Les tournées britanniques de 1964 et 1965 font un point d’équilibre étrange. Surtout la seconde, filmée par Don A. Pennebaker dans le fameux Dont Look Back. Hors scène, Dylan a déjà l’air d’une rock star. En concert, il passe encore pour un folksinger. Or à cette date il a déjà sorti l’album Bringing It All Back Home, à moitié électrique, et s’apprête à mettre en boîte son manifeste rock, Highway 61 Revisited. Pour le public de Londres ou de Manchester, il continue de chanter pourtant des Gates of Eden ou She Belongs to Me 100% acoustiques. C’est un moment schizophrénique mais la voix a mué. Elle a gagné en mordant, en liberté, en…jeunesse. Son sifflement nasal, souvent associé à l’arrogance, va bientôt trouver un parfait écrin dans le fracas plus contemporain (mercuriel, dira-t-il) du rock joué par le Paul Butterfield Blues Band puis The Hawks (futur The Band). Dans les cinq derniers titres ici présentés (deux électriques, trois acoustiques), Dylan est définitivement ailleurs.
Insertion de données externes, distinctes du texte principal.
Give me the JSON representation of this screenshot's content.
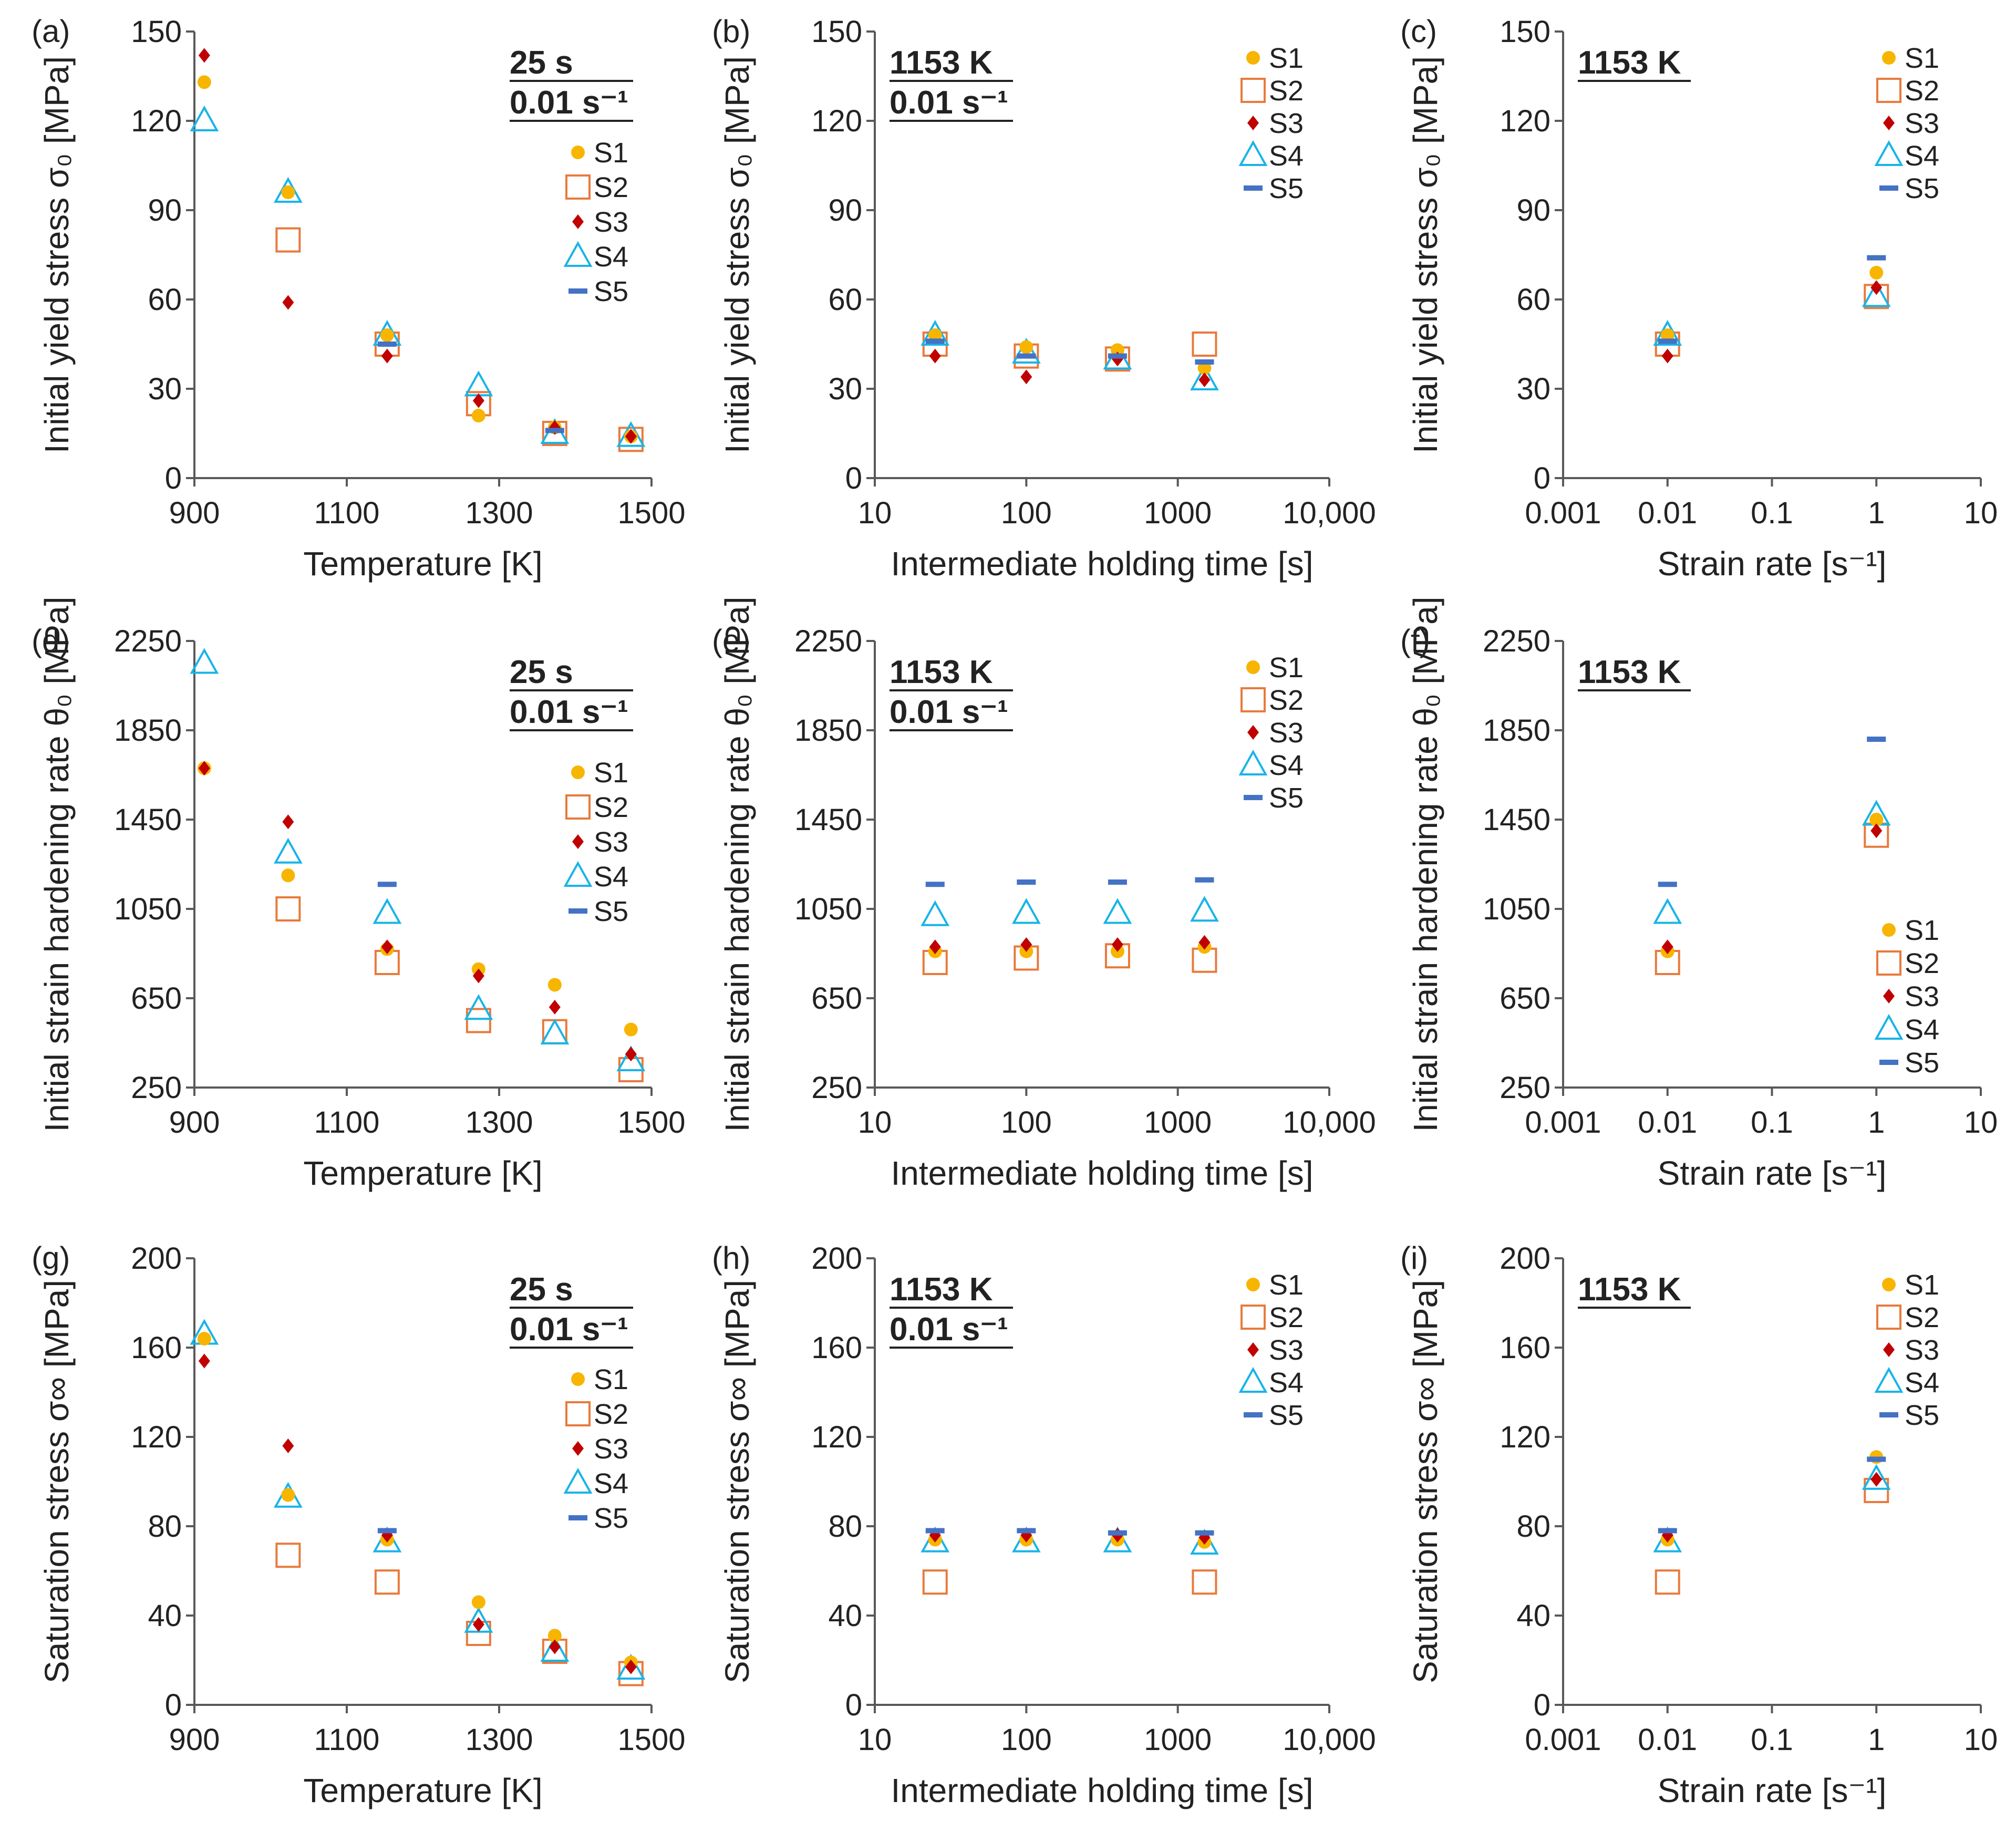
{
  "colors": {
    "S1": "#f7b500",
    "S2": "#e87a3c",
    "S3": "#c00000",
    "S4": "#18b4e8",
    "S5": "#4472c4",
    "axis": "#595959"
  },
  "chart_data": [
    {
      "id": "a",
      "type": "scatter",
      "panel_label": "(a)",
      "condition": [
        "25 s",
        "0.01 s⁻¹"
      ],
      "xlabel": "Temperature [K]",
      "ylabel": "Initial yield stress σ₀ [MPa]",
      "xscale": "linear",
      "xlim": [
        900,
        1500
      ],
      "xticks": [
        900,
        1100,
        1300,
        1500
      ],
      "xtick_labels": [
        "900",
        "1100",
        "1300",
        "1500"
      ],
      "ylim": [
        0,
        150
      ],
      "yticks": [
        0,
        30,
        60,
        90,
        120,
        150
      ],
      "ytick_labels": [
        "0",
        "30",
        "60",
        "90",
        "120",
        "150"
      ],
      "legend": {
        "position": "right-middle",
        "entries": [
          "S1",
          "S2",
          "S3",
          "S4",
          "S5"
        ]
      },
      "series": [
        {
          "name": "S1",
          "x": [
            913,
            1023,
            1153,
            1273,
            1373,
            1473
          ],
          "y": [
            133,
            96,
            48,
            21,
            17,
            14
          ]
        },
        {
          "name": "S2",
          "x": [
            1023,
            1153,
            1273,
            1373,
            1473
          ],
          "y": [
            80,
            45,
            25,
            15,
            13
          ]
        },
        {
          "name": "S3",
          "x": [
            913,
            1023,
            1153,
            1273,
            1373,
            1473
          ],
          "y": [
            142,
            59,
            41,
            26,
            17,
            14
          ]
        },
        {
          "name": "S4",
          "x": [
            913,
            1023,
            1153,
            1273,
            1373,
            1473
          ],
          "y": [
            120,
            96,
            48,
            31,
            15,
            14
          ]
        },
        {
          "name": "S5",
          "x": [
            1153,
            1373
          ],
          "y": [
            45,
            16
          ]
        }
      ]
    },
    {
      "id": "b",
      "type": "scatter",
      "panel_label": "(b)",
      "condition": [
        "1153 K",
        "0.01 s⁻¹"
      ],
      "xlabel": "Intermediate holding time [s]",
      "ylabel": "Initial yield stress σ₀ [MPa]",
      "xscale": "log",
      "xlim": [
        10,
        10000
      ],
      "xticks": [
        10,
        100,
        1000,
        10000
      ],
      "xtick_labels": [
        "10",
        "100",
        "1000",
        "10,000"
      ],
      "ylim": [
        0,
        150
      ],
      "yticks": [
        0,
        30,
        60,
        90,
        120,
        150
      ],
      "ytick_labels": [
        "0",
        "30",
        "60",
        "90",
        "120",
        "150"
      ],
      "legend": {
        "position": "top-right",
        "entries": [
          "S1",
          "S2",
          "S3",
          "S4",
          "S5"
        ]
      },
      "series": [
        {
          "name": "S1",
          "x": [
            25,
            100,
            400,
            1500
          ],
          "y": [
            48,
            44,
            43,
            37
          ]
        },
        {
          "name": "S2",
          "x": [
            25,
            100,
            400,
            1500
          ],
          "y": [
            45,
            41,
            40,
            45
          ]
        },
        {
          "name": "S3",
          "x": [
            25,
            100,
            400,
            1500
          ],
          "y": [
            41,
            34,
            40,
            33
          ]
        },
        {
          "name": "S4",
          "x": [
            25,
            100,
            400,
            1500
          ],
          "y": [
            48,
            42,
            40,
            33
          ]
        },
        {
          "name": "S5",
          "x": [
            25,
            100,
            400,
            1500
          ],
          "y": [
            46,
            41,
            41,
            39
          ]
        }
      ]
    },
    {
      "id": "c",
      "type": "scatter",
      "panel_label": "(c)",
      "condition": [
        "1153 K"
      ],
      "xlabel": "Strain rate [s⁻¹]",
      "ylabel": "Initial yield stress σ₀ [MPa]",
      "xscale": "log",
      "xlim": [
        0.001,
        10
      ],
      "xticks": [
        0.001,
        0.01,
        0.1,
        1,
        10
      ],
      "xtick_labels": [
        "0.001",
        "0.01",
        "0.1",
        "1",
        "10"
      ],
      "ylim": [
        0,
        150
      ],
      "yticks": [
        0,
        30,
        60,
        90,
        120,
        150
      ],
      "ytick_labels": [
        "0",
        "30",
        "60",
        "90",
        "120",
        "150"
      ],
      "legend": {
        "position": "top-right",
        "entries": [
          "S1",
          "S2",
          "S3",
          "S4",
          "S5"
        ]
      },
      "series": [
        {
          "name": "S1",
          "x": [
            0.01,
            1
          ],
          "y": [
            48,
            69
          ]
        },
        {
          "name": "S2",
          "x": [
            0.01,
            1
          ],
          "y": [
            45,
            61
          ]
        },
        {
          "name": "S3",
          "x": [
            0.01,
            1
          ],
          "y": [
            41,
            64
          ]
        },
        {
          "name": "S4",
          "x": [
            0.01,
            1
          ],
          "y": [
            48,
            61
          ]
        },
        {
          "name": "S5",
          "x": [
            0.01,
            1
          ],
          "y": [
            46,
            74
          ]
        }
      ]
    },
    {
      "id": "d",
      "type": "scatter",
      "panel_label": "(d)",
      "condition": [
        "25 s",
        "0.01 s⁻¹"
      ],
      "xlabel": "Temperature [K]",
      "ylabel": "Initial strain hardening rate θ₀ [MPa]",
      "xscale": "linear",
      "xlim": [
        900,
        1500
      ],
      "xticks": [
        900,
        1100,
        1300,
        1500
      ],
      "xtick_labels": [
        "900",
        "1100",
        "1300",
        "1500"
      ],
      "ylim": [
        250,
        2250
      ],
      "yticks": [
        250,
        650,
        1050,
        1450,
        1850,
        2250
      ],
      "ytick_labels": [
        "250",
        "650",
        "1050",
        "1450",
        "1850",
        "2250"
      ],
      "legend": {
        "position": "right-middle",
        "entries": [
          "S1",
          "S2",
          "S3",
          "S4",
          "S5"
        ]
      },
      "series": [
        {
          "name": "S1",
          "x": [
            913,
            1023,
            1153,
            1273,
            1373,
            1473
          ],
          "y": [
            1680,
            1200,
            870,
            780,
            710,
            510
          ]
        },
        {
          "name": "S2",
          "x": [
            1023,
            1153,
            1273,
            1373,
            1473
          ],
          "y": [
            1050,
            810,
            550,
            500,
            330
          ]
        },
        {
          "name": "S3",
          "x": [
            913,
            1023,
            1153,
            1273,
            1373,
            1473
          ],
          "y": [
            1680,
            1440,
            880,
            750,
            610,
            400
          ]
        },
        {
          "name": "S4",
          "x": [
            913,
            1023,
            1153,
            1273,
            1373,
            1473
          ],
          "y": [
            2150,
            1300,
            1030,
            600,
            490,
            370
          ]
        },
        {
          "name": "S5",
          "x": [
            1153
          ],
          "y": [
            1160
          ]
        }
      ]
    },
    {
      "id": "e",
      "type": "scatter",
      "panel_label": "(e)",
      "condition": [
        "1153 K",
        "0.01 s⁻¹"
      ],
      "xlabel": "Intermediate holding time [s]",
      "ylabel": "Initial strain hardening rate θ₀ [MPa]",
      "xscale": "log",
      "xlim": [
        10,
        10000
      ],
      "xticks": [
        10,
        100,
        1000,
        10000
      ],
      "xtick_labels": [
        "10",
        "100",
        "1000",
        "10,000"
      ],
      "ylim": [
        250,
        2250
      ],
      "yticks": [
        250,
        650,
        1050,
        1450,
        1850,
        2250
      ],
      "ytick_labels": [
        "250",
        "650",
        "1050",
        "1450",
        "1850",
        "2250"
      ],
      "legend": {
        "position": "top-right",
        "entries": [
          "S1",
          "S2",
          "S3",
          "S4",
          "S5"
        ]
      },
      "series": [
        {
          "name": "S1",
          "x": [
            25,
            100,
            400,
            1500
          ],
          "y": [
            860,
            860,
            860,
            880
          ]
        },
        {
          "name": "S2",
          "x": [
            25,
            100,
            400,
            1500
          ],
          "y": [
            810,
            830,
            840,
            820
          ]
        },
        {
          "name": "S3",
          "x": [
            25,
            100,
            400,
            1500
          ],
          "y": [
            880,
            890,
            890,
            900
          ]
        },
        {
          "name": "S4",
          "x": [
            25,
            100,
            400,
            1500
          ],
          "y": [
            1020,
            1030,
            1030,
            1040
          ]
        },
        {
          "name": "S5",
          "x": [
            25,
            100,
            400,
            1500
          ],
          "y": [
            1160,
            1170,
            1170,
            1180
          ]
        }
      ]
    },
    {
      "id": "f",
      "type": "scatter",
      "panel_label": "(f)",
      "condition": [
        "1153 K"
      ],
      "xlabel": "Strain rate [s⁻¹]",
      "ylabel": "Initial strain hardening rate θ₀ [MPa]",
      "xscale": "log",
      "xlim": [
        0.001,
        10
      ],
      "xticks": [
        0.001,
        0.01,
        0.1,
        1,
        10
      ],
      "xtick_labels": [
        "0.001",
        "0.01",
        "0.1",
        "1",
        "10"
      ],
      "ylim": [
        250,
        2250
      ],
      "yticks": [
        250,
        650,
        1050,
        1450,
        1850,
        2250
      ],
      "ytick_labels": [
        "250",
        "650",
        "1050",
        "1450",
        "1850",
        "2250"
      ],
      "legend": {
        "position": "bottom-right",
        "entries": [
          "S1",
          "S2",
          "S3",
          "S4",
          "S5"
        ]
      },
      "series": [
        {
          "name": "S1",
          "x": [
            0.01,
            1
          ],
          "y": [
            860,
            1450
          ]
        },
        {
          "name": "S2",
          "x": [
            0.01,
            1
          ],
          "y": [
            810,
            1380
          ]
        },
        {
          "name": "S3",
          "x": [
            0.01,
            1
          ],
          "y": [
            880,
            1400
          ]
        },
        {
          "name": "S4",
          "x": [
            0.01,
            1
          ],
          "y": [
            1030,
            1470
          ]
        },
        {
          "name": "S5",
          "x": [
            0.01,
            1
          ],
          "y": [
            1160,
            1810
          ]
        }
      ]
    },
    {
      "id": "g",
      "type": "scatter",
      "panel_label": "(g)",
      "condition": [
        "25 s",
        "0.01 s⁻¹"
      ],
      "xlabel": "Temperature [K]",
      "ylabel": "Saturation stress σ∞ [MPa]",
      "xscale": "linear",
      "xlim": [
        900,
        1500
      ],
      "xticks": [
        900,
        1100,
        1300,
        1500
      ],
      "xtick_labels": [
        "900",
        "1100",
        "1300",
        "1500"
      ],
      "ylim": [
        0,
        200
      ],
      "yticks": [
        0,
        40,
        80,
        120,
        160,
        200
      ],
      "ytick_labels": [
        "0",
        "40",
        "80",
        "120",
        "160",
        "200"
      ],
      "legend": {
        "position": "right-middle",
        "entries": [
          "S1",
          "S2",
          "S3",
          "S4",
          "S5"
        ]
      },
      "series": [
        {
          "name": "S1",
          "x": [
            913,
            1023,
            1153,
            1273,
            1373,
            1473
          ],
          "y": [
            164,
            94,
            74,
            46,
            31,
            19
          ]
        },
        {
          "name": "S2",
          "x": [
            1023,
            1153,
            1273,
            1373,
            1473
          ],
          "y": [
            67,
            55,
            32,
            24,
            14
          ]
        },
        {
          "name": "S3",
          "x": [
            913,
            1023,
            1153,
            1273,
            1373,
            1473
          ],
          "y": [
            154,
            116,
            76,
            36,
            26,
            17
          ]
        },
        {
          "name": "S4",
          "x": [
            913,
            1023,
            1153,
            1273,
            1373,
            1473
          ],
          "y": [
            166,
            93,
            73,
            37,
            24,
            16
          ]
        },
        {
          "name": "S5",
          "x": [
            1153
          ],
          "y": [
            78
          ]
        }
      ]
    },
    {
      "id": "h",
      "type": "scatter",
      "panel_label": "(h)",
      "condition": [
        "1153 K",
        "0.01 s⁻¹"
      ],
      "xlabel": "Intermediate holding time [s]",
      "ylabel": "Saturation stress σ∞ [MPa]",
      "xscale": "log",
      "xlim": [
        10,
        10000
      ],
      "xticks": [
        10,
        100,
        1000,
        10000
      ],
      "xtick_labels": [
        "10",
        "100",
        "1000",
        "10,000"
      ],
      "ylim": [
        0,
        200
      ],
      "yticks": [
        0,
        40,
        80,
        120,
        160,
        200
      ],
      "ytick_labels": [
        "0",
        "40",
        "80",
        "120",
        "160",
        "200"
      ],
      "legend": {
        "position": "top-right",
        "entries": [
          "S1",
          "S2",
          "S3",
          "S4",
          "S5"
        ]
      },
      "series": [
        {
          "name": "S1",
          "x": [
            25,
            100,
            400,
            1500
          ],
          "y": [
            74,
            74,
            74,
            73
          ]
        },
        {
          "name": "S2",
          "x": [
            25,
            100,
            400,
            1500
          ],
          "y": [
            55,
            null,
            null,
            55
          ]
        },
        {
          "name": "S3",
          "x": [
            25,
            100,
            400,
            1500
          ],
          "y": [
            76,
            76,
            76,
            75
          ]
        },
        {
          "name": "S4",
          "x": [
            25,
            100,
            400,
            1500
          ],
          "y": [
            73,
            73,
            73,
            72
          ]
        },
        {
          "name": "S5",
          "x": [
            25,
            100,
            400,
            1500
          ],
          "y": [
            78,
            78,
            77,
            77
          ]
        }
      ]
    },
    {
      "id": "i",
      "type": "scatter",
      "panel_label": "(i)",
      "condition": [
        "1153 K"
      ],
      "xlabel": "Strain rate [s⁻¹]",
      "ylabel": "Saturation stress σ∞ [MPa]",
      "xscale": "log",
      "xlim": [
        0.001,
        10
      ],
      "xticks": [
        0.001,
        0.01,
        0.1,
        1,
        10
      ],
      "xtick_labels": [
        "0.001",
        "0.01",
        "0.1",
        "1",
        "10"
      ],
      "ylim": [
        0,
        200
      ],
      "yticks": [
        0,
        40,
        80,
        120,
        160,
        200
      ],
      "ytick_labels": [
        "0",
        "40",
        "80",
        "120",
        "160",
        "200"
      ],
      "legend": {
        "position": "top-right",
        "entries": [
          "S1",
          "S2",
          "S3",
          "S4",
          "S5"
        ]
      },
      "series": [
        {
          "name": "S1",
          "x": [
            0.01,
            1
          ],
          "y": [
            74,
            111
          ]
        },
        {
          "name": "S2",
          "x": [
            0.01,
            1
          ],
          "y": [
            55,
            96
          ]
        },
        {
          "name": "S3",
          "x": [
            0.01,
            1
          ],
          "y": [
            76,
            101
          ]
        },
        {
          "name": "S4",
          "x": [
            0.01,
            1
          ],
          "y": [
            73,
            101
          ]
        },
        {
          "name": "S5",
          "x": [
            0.01,
            1
          ],
          "y": [
            78,
            110
          ]
        }
      ]
    }
  ]
}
Il n’a plus le moindre souci d’intégration, d’adéquation. Partout où il passe, le public est en majorité conquis, mais par un Dylan qui n’existe plus. Il leur en donne un autre.

Geste rimbaldien peut-être, cependant la mutation vécue live sur les scènes des années 60 est moins textuelle (de la narration réaliste à la poésie fracturée, pour résumer) que vocale. Cette voix de 1966, parfois près de s’éteindre, laminée par les exigences d’une tournée incessante, on ne la retrouvera plus. Il y aura d’autres mues, plus ou moins heureuses et pas toutes aperçues. Celle-là restera comme le fruit amer d’une décantation, et l’objet précieux d’une révélation.